A new chapter in U.S.-Mexico environmental cooperation?
San Diego Union Tribune reporter Sandra Dibble asked NACTS to provide some background and commentary on a potential new binational air quality control program between the U.S. and Mexico. The initiative was announced by Mexico's Secretary for the Environment, Juan Rafael Elvira Quesada, at the 2008 Border Governor's Conference held this week in Hollywood and hosted by California Governor Arnold Schwarzennegger.
The binational districts would “give us clearer control over emissions and allow us as a fundamental goal to have cleaner air,” Elvira said in a telephone interview from the conference.
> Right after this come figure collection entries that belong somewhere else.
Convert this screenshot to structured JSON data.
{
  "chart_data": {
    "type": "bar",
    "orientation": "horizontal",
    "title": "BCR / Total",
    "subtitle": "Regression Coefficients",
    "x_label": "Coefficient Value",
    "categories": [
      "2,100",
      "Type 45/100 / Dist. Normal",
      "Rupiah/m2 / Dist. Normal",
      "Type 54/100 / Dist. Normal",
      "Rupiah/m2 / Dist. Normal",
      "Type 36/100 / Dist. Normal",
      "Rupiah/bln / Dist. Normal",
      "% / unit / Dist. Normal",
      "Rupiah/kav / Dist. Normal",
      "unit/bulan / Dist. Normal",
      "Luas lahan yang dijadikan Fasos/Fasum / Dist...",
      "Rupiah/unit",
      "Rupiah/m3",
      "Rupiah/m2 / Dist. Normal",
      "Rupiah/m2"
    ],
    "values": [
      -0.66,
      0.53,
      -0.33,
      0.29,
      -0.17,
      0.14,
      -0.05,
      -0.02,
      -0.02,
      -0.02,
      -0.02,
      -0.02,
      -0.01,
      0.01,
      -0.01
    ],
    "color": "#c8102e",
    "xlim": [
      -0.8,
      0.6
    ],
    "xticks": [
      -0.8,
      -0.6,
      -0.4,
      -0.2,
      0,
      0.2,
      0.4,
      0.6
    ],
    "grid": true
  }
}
Canada debates a carbon tax
We are keeping tabs on an interesting and quite vigorous debate on Canadian environmental policy that’s raging north of the border at the Calgary Stampede in oil-rich Alberta. Liberal leader Stéphane Dion’s “Green Shift” plan calls for raising taxes on activities that produce high carbon emissions coupled with broad-based tax cuts for individuals affected by the resulting rise in prices. The CBC reports that:
Dressed in a Stetson and a checkered cowboy shirt, Harper told a crowd of Conservative party faithful Sunday night at a Calgary Stampede barbecue that Liberal Leader Stéphane Dion's plan to shift taxes toward carbon-emitting industries and away from individuals would devastate the Canadian economy.